2.4. Simulated dialogue
The following LLM configurations were compared via simulated conversations with a single member of the research team:
Unprimed (trigger prompt only)
Coach-primed (30 example nudges provided as LLM context)
All conversations begin with the trigger prompt: Hey John, It’s time for your morning walk. The subsequent user responses were sampled from a set of 9 user statements, with 3 each designed to evoke a low Motivation, low Capability and low Opportunity (user queries are included in the Supplementary Materials table 2). An example user statement with low opportunity was: I am super busy with work today. I have chores to do in the morning and work meetings after that..
This culminated in a total of 18 transcripts: 9 each for the unprimed and primed LLMs. The conversations were continued with dialogue between the LLM and the human interlocutor (researcher). The conversations were terminated at a natural breakpoint at the discretion of the researcher. Any follow up questions to the LLM response were added appropriately to continue the conversation on the original topic until a logical end was reached. Additional example transcripts are contained in the Supplementary Materials.
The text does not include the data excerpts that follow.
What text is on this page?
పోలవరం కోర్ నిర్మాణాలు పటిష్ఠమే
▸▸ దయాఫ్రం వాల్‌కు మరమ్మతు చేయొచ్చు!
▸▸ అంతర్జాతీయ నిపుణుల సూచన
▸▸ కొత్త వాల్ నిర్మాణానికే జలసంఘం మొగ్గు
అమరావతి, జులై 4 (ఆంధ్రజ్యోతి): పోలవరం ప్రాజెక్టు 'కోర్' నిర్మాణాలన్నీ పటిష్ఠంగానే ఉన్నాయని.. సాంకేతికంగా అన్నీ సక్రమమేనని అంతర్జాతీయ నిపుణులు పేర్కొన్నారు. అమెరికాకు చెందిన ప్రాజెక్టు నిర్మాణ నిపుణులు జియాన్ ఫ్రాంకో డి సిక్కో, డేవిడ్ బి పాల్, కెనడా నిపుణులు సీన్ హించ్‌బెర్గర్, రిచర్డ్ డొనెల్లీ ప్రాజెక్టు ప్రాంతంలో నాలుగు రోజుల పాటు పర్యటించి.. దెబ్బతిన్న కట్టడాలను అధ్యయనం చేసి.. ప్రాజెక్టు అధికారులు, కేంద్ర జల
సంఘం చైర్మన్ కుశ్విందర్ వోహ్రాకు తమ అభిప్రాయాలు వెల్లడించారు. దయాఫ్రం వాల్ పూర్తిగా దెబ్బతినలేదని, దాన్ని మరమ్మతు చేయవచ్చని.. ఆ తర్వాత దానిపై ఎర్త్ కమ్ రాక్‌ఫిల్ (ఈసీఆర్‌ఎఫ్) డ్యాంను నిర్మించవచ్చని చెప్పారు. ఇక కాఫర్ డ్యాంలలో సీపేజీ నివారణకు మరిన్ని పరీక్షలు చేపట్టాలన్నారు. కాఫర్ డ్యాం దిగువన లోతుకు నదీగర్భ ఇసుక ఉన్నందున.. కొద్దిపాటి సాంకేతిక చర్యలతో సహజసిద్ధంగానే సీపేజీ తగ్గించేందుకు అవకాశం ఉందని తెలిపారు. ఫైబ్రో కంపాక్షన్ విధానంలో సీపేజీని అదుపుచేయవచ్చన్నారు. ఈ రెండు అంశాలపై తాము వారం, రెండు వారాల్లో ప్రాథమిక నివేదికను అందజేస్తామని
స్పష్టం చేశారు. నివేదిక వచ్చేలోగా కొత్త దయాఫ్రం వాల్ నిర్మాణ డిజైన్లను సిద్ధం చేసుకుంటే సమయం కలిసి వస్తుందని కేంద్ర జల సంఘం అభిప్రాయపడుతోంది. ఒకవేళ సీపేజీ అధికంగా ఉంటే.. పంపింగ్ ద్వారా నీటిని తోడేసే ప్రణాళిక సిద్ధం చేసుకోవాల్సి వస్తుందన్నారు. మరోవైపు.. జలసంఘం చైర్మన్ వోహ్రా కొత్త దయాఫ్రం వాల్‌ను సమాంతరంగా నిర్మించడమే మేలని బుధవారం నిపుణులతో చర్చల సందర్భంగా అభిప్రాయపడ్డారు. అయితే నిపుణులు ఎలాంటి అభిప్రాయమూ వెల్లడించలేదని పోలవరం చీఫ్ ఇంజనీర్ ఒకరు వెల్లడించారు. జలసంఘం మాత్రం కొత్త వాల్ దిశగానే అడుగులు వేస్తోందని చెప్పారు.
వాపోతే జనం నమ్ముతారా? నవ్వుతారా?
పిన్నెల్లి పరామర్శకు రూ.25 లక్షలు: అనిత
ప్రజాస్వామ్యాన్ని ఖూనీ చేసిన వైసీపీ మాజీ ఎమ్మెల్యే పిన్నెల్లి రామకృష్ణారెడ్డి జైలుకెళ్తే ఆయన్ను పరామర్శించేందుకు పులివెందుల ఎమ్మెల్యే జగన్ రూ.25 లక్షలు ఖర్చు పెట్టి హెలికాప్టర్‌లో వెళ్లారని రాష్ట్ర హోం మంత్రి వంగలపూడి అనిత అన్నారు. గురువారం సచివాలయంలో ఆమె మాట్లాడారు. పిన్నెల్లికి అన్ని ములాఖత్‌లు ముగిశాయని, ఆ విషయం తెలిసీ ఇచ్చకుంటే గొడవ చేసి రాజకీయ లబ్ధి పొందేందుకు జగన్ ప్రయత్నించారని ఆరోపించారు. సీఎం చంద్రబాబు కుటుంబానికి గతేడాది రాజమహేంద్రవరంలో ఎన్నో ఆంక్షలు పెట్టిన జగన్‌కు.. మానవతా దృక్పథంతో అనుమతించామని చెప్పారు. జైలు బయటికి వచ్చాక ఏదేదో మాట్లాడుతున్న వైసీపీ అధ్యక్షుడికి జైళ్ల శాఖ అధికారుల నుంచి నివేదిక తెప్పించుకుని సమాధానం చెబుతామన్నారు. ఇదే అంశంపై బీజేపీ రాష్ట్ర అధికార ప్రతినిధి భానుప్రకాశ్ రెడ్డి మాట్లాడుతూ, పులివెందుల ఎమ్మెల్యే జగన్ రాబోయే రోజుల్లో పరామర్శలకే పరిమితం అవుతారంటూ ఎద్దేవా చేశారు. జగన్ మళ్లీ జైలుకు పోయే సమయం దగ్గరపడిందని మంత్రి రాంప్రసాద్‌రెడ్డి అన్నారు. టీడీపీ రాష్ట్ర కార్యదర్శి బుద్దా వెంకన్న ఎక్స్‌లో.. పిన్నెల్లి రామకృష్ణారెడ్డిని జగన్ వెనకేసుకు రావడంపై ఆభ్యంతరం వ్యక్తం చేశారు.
2.5. Constraining LLM responses using a COM-B classifier
In order to further constrain or guide the LLM to provide nudges based on COM-B principles, we trained two classifiers to assess C/O/M levels:
User statement classifier: Given a user statement sentence, the user-query classifier assigns a high vs low value for each of the capability, opportunity and motivation(COM) dimensions (multi-label classification).
Coach statement classifier: Given a shortlist of 15 top LLM outputs, the coach response classifier maps each response to either C, O or M (multi-class classification).
The classifiers were designed as follows. The input string (could be multiple sentences) was embedded using a BERT-base model with the final layer finetuned over either a multi-label head (user statement classifier) or 3 separate C/O/M heads (coach statement classifier). Models were optimised with a crossentropy loss. Separate user and coach classifiers were trained using samples of 432 user statements and 531 coach statements from the PACE study, manually annotated with C/O/M status. These datasets were split 70:10:20 across train, validation and test splits. Weights were not shared between the user and coach models.
2.6. Simulated dialogue with re-ranking
The simulated conversation experiment was repeated with the primed LaMDA model, using the above classifiers to align the coach response to the inferred user need. For the 9 coach-primed LaMDA transcripts above, a single user statement was manually selected as the most representative of the user’s behavioral need.
The selected text was input into the user statement classifier to identify the C/O/M need. The same user text was input into the coach-primed LaMDA model to generate the top 15 candidate responses. These 15 responses were then separately run through the coach statement classifier to generate a likelihood score across each C/O/M category. The coach action was aligned based on the user’s inferred C/O/M need based on the rules in Table 2 (i.e. the statement with the highest score in the desired coach action was chosen).
In addition, we conducted an ‘oracle’ experiment where the user response was manually categorized into C/O/M need and the corresponding coach-primed output was chosen.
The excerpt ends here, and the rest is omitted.